Eine Geschwindigkeitsüberschreitung von 22 km/h ist nicht zwingend anhand äußerer Kriterien wahrnehmbar, sodass der Vorwurf des vorsätzlichen Geschwindigkeitsverstoßes im Zweifel nicht begründet werden kann. So entschied das Oberlandesgericht Zweibrücken (Az. 1 OWi 2 SsBs 39/22).

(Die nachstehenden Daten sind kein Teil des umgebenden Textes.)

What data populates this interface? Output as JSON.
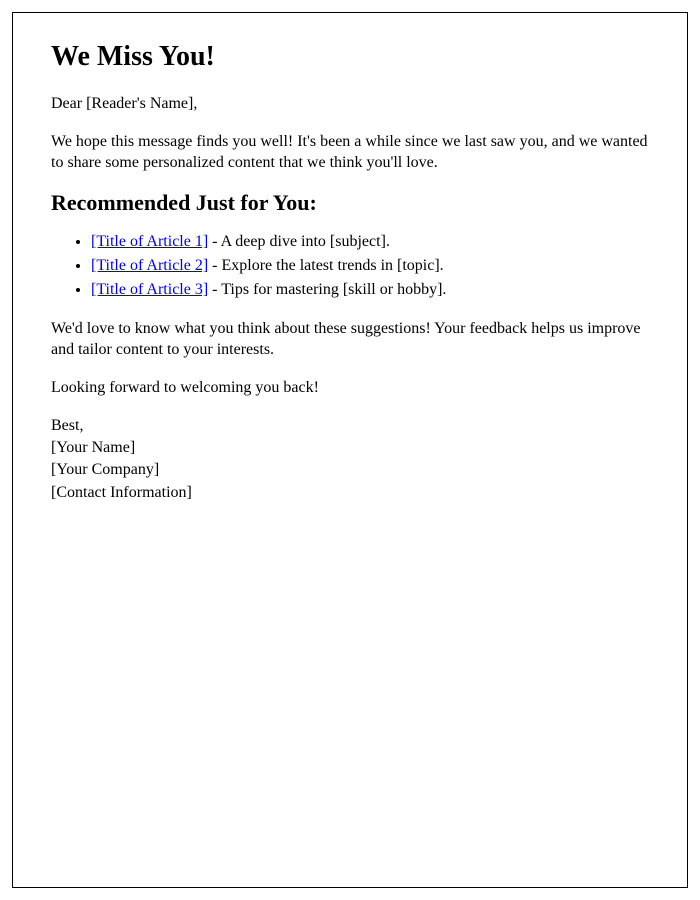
{
  "heading": "We Miss You!",
  "greeting": "Dear [Reader's Name],",
  "intro": "We hope this message finds you well! It's been a while since we last saw you, and we wanted to share some personalized content that we think you'll love.",
  "recommend_heading": "Recommended Just for You:",
  "articles": [
    {
      "title": "[Title of Article 1]",
      "desc": " - A deep dive into [subject]."
    },
    {
      "title": "[Title of Article 2]",
      "desc": " - Explore the latest trends in [topic]."
    },
    {
      "title": "[Title of Article 3]",
      "desc": " - Tips for mastering [skill or hobby]."
    }
  ],
  "feedback": "We'd love to know what you think about these suggestions! Your feedback helps us improve and tailor content to your interests.",
  "closing": "Looking forward to welcoming you back!",
  "signature": {
    "signoff": "Best,",
    "name": "[Your Name]",
    "company": "[Your Company]",
    "contact": "[Contact Information]"
  }
}
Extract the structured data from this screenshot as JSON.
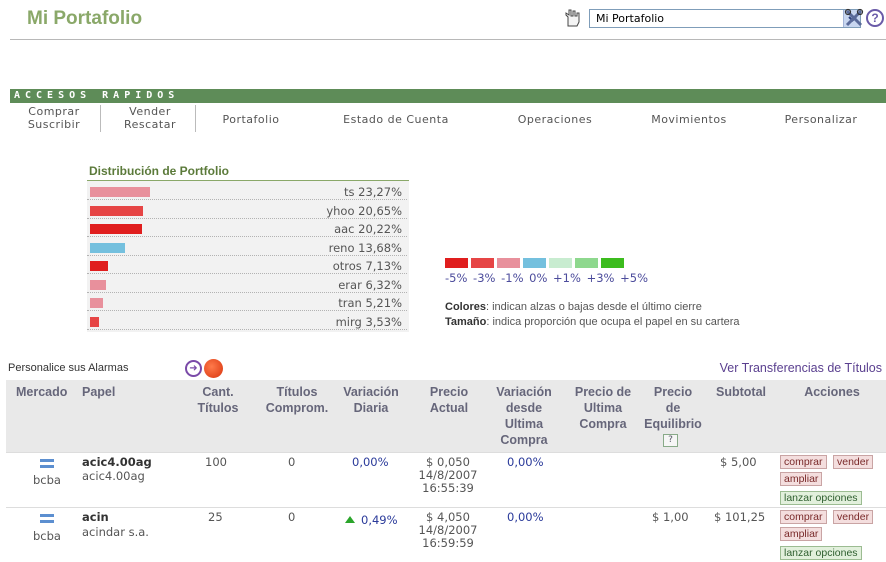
{
  "header": {
    "title": "Mi Portafolio",
    "select_value": "Mi Portafolio"
  },
  "quick_access": {
    "title": "ACCESOS RAPIDOS",
    "items": [
      "Comprar\nSuscribir",
      "Vender\nRescatar",
      "Portafolio",
      "Estado de Cuenta",
      "Operaciones",
      "Movimientos",
      "Personalizar"
    ]
  },
  "distribution": {
    "title": "Distribución de Portfolio",
    "rows": [
      {
        "label": "ts 23,27%",
        "share": 23.27,
        "color": "#e8909c"
      },
      {
        "label": "yhoo 20,65%",
        "share": 20.65,
        "color": "#e64545"
      },
      {
        "label": "aac 20,22%",
        "share": 20.22,
        "color": "#e01e1e"
      },
      {
        "label": "reno 13,68%",
        "share": 13.68,
        "color": "#74c0de"
      },
      {
        "label": "otros 7,13%",
        "share": 7.13,
        "color": "#e01e1e"
      },
      {
        "label": "erar 6,32%",
        "share": 6.32,
        "color": "#e8909c"
      },
      {
        "label": "tran 5,21%",
        "share": 5.21,
        "color": "#e8909c"
      },
      {
        "label": "mirg 3,53%",
        "share": 3.53,
        "color": "#e64545"
      }
    ]
  },
  "legend": {
    "labels": "-5% -3% -1% 0% +1% +3% +5%",
    "colors": [
      "#e01e1e",
      "#e64545",
      "#e8909c",
      "#74c0de",
      "#c8ecd0",
      "#8ed88e",
      "#3cbc1e"
    ],
    "note1_bold": "Colores",
    "note1": ": indican alzas o bajas desde el último cierre",
    "note2_bold": "Tamaño",
    "note2": ": indica proporción que ocupa el papel en su cartera"
  },
  "alarms": {
    "label": "Personalice sus Alarmas",
    "transfers_link": "Ver Transferencias de Títulos"
  },
  "table": {
    "headers": {
      "mercado": "Mercado",
      "papel": "Papel",
      "cant": "Cant.\nTítulos",
      "comprom": "Títulos\nComprom.",
      "variacion": "Variación\nDiaria",
      "precio": "Precio\nActual",
      "var_ultima": "Variación\ndesde\nUltima\nCompra",
      "precio_ultima": "Precio de\nUltima\nCompra",
      "equilibrio": "Precio\nde\nEquilibrio",
      "equilibrio_help": "?",
      "subtotal": "Subtotal",
      "acciones": "Acciones"
    },
    "rows": [
      {
        "mercado": "bcba",
        "papel": "acic4.00ag",
        "papel_desc": "acic4.00ag",
        "cant": "100",
        "comprom": "0",
        "variacion": "0,00%",
        "variacion_up": false,
        "precio": "$ 0,050",
        "fecha": "14/8/2007",
        "hora": "16:55:39",
        "var_ultima": "0,00%",
        "precio_ultima": "",
        "equilibrio": "",
        "subtotal": "$ 5,00"
      },
      {
        "mercado": "bcba",
        "papel": "acin",
        "papel_desc": "acindar s.a.",
        "cant": "25",
        "comprom": "0",
        "variacion": "0,49%",
        "variacion_up": true,
        "precio": "$ 4,050",
        "fecha": "14/8/2007",
        "hora": "16:59:59",
        "var_ultima": "0,00%",
        "precio_ultima": "",
        "equilibrio": "$ 1,00",
        "subtotal": "$ 101,25"
      }
    ],
    "actions": {
      "comprar": "comprar",
      "vender": "vender",
      "ampliar": "ampliar",
      "opciones": "lanzar opciones"
    }
  }
}
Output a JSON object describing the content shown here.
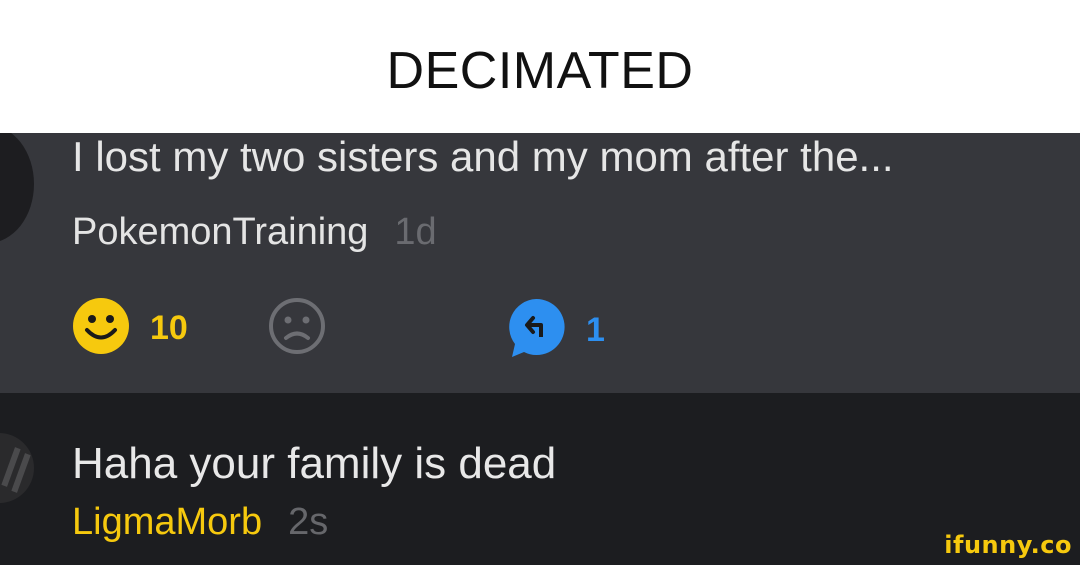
{
  "caption": "DECIMATED",
  "comments": [
    {
      "text": "I lost my two sisters and my mom after the...",
      "author": "PokemonTraining",
      "time": "1d",
      "likes": "10",
      "replies": "1"
    },
    {
      "text": "Haha your family is dead",
      "author": "LigmaMorb",
      "time": "2s"
    }
  ],
  "watermark": "ifunny.co",
  "colors": {
    "accent_gold": "#f6c90e",
    "reply_blue": "#2d8ff0",
    "card_top": "#36373c",
    "card_bottom": "#1c1d20"
  },
  "icons": [
    "smile-icon",
    "frown-icon",
    "reply-bubble-icon"
  ]
}
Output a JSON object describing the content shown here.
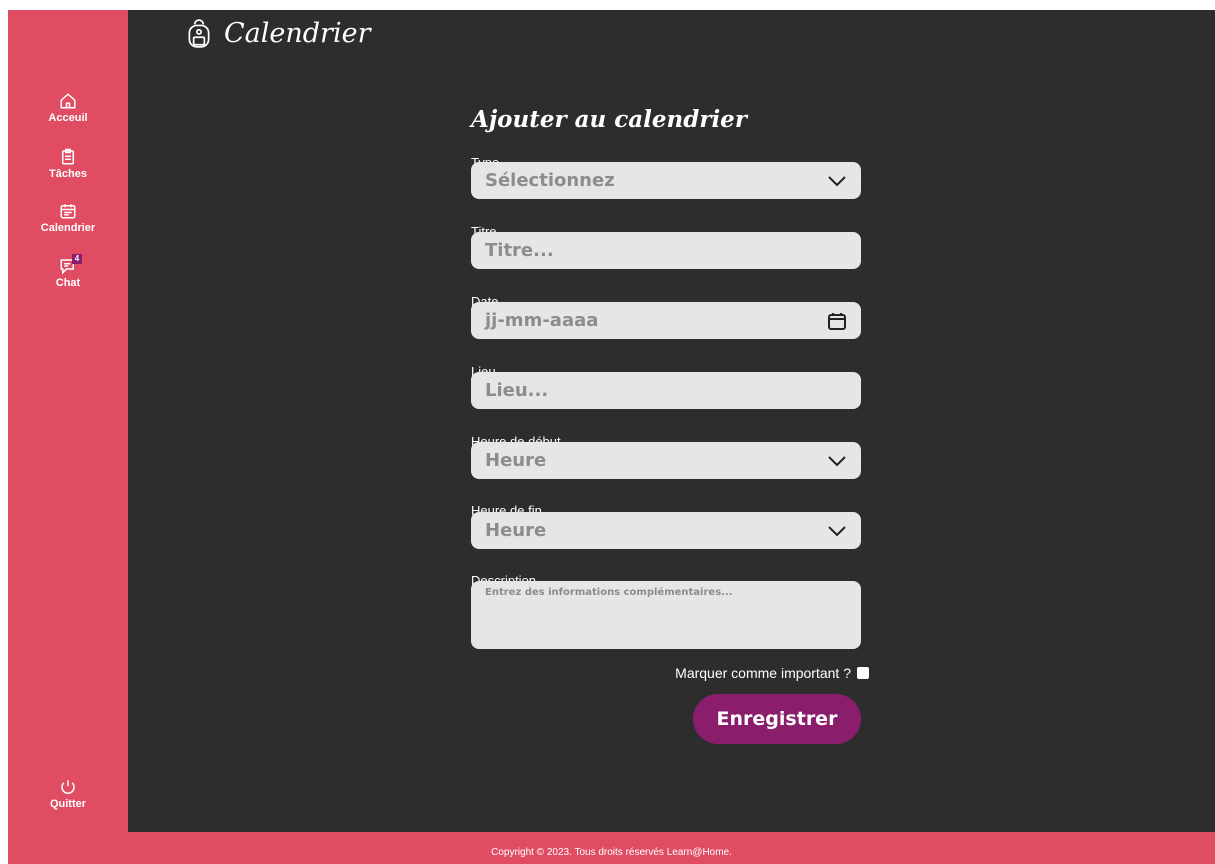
{
  "header": {
    "title": "Calendrier",
    "title_icon": "backpack-icon"
  },
  "sidebar": {
    "items": [
      {
        "label": "Acceuil",
        "icon": "home-icon"
      },
      {
        "label": "Tâches",
        "icon": "clipboard-icon"
      },
      {
        "label": "Calendrier",
        "icon": "calendar-icon"
      },
      {
        "label": "Chat",
        "icon": "chat-icon",
        "badge": "4"
      }
    ],
    "quit": {
      "label": "Quitter",
      "icon": "power-icon"
    }
  },
  "form": {
    "title": "Ajouter au calendrier",
    "type": {
      "label": "Type",
      "value": "Sélectionnez"
    },
    "titre": {
      "label": "Titre",
      "placeholder": "Titre..."
    },
    "date": {
      "label": "Date",
      "placeholder": "jj-mm-aaaa"
    },
    "lieu": {
      "label": "Lieu",
      "placeholder": "Lieu..."
    },
    "heure_debut": {
      "label": "Heure de début",
      "value": "Heure"
    },
    "heure_fin": {
      "label": "Heure de fin",
      "value": "Heure"
    },
    "description": {
      "label": "Description",
      "placeholder": "Entrez des informations complémentaires..."
    },
    "important": {
      "label": "Marquer comme important ?",
      "checked": false
    },
    "save_label": "Enregistrer"
  },
  "footer": {
    "text": "Copyright © 2023. Tous droits réservés Learn@Home."
  },
  "colors": {
    "sidebar": "#e04d63",
    "background": "#2d2d2d",
    "accent": "#8a1e6c",
    "field": "#e6e6e6"
  }
}
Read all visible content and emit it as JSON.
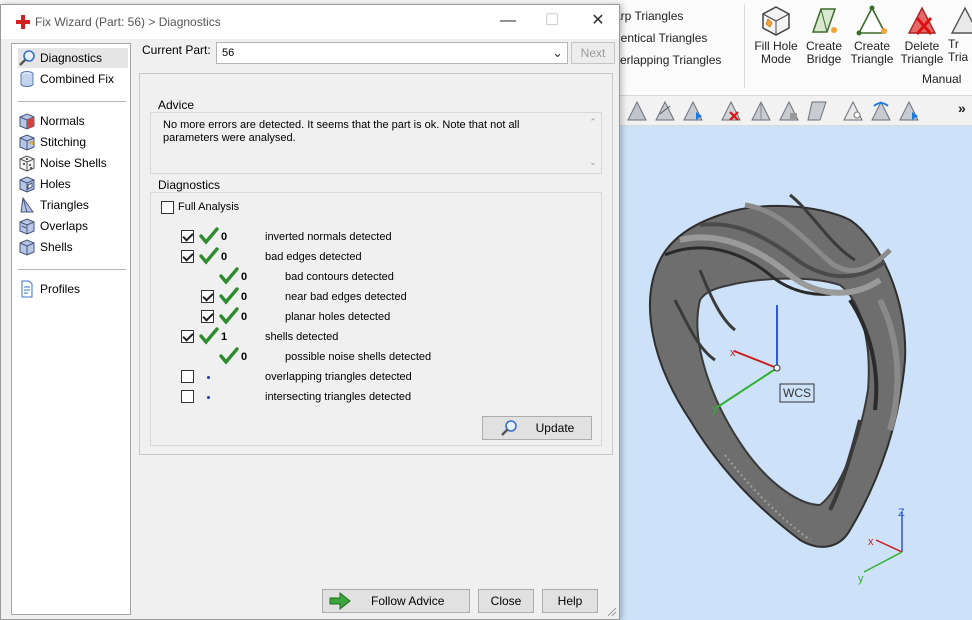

In einer Nacht im August 2021 überschritt ein Autofahrer auf einer Autobahn die zulässige Höchstgeschwindigkeit von 60 km/h um 22 km/h. Die zulässige Höchstgeschwindigkeit war aufgrund einer Baustelle herabgesetzt worden. Das Amtsgericht Kaiserslautern verurteilte den Betroffenen wegen vorsätzlicher Überschreitung der zulässigen Höchstgeschwindigkeit zu einer Geldbuße von 140 Euro. Seiner Meinung nach habe der Betroffene aufgrund der sensorischen Eindrücke, des Motorengeräuschs, der Fahrzeugvibration und der Schnelligkeit der Änderung der Umgebung die Geschwindigkeitsüberschreitung erkannt und diese billigend in Kauf genommen. Gegen diese Entscheidung richtete sich die Rechtsbeschwerde des Betroffenen.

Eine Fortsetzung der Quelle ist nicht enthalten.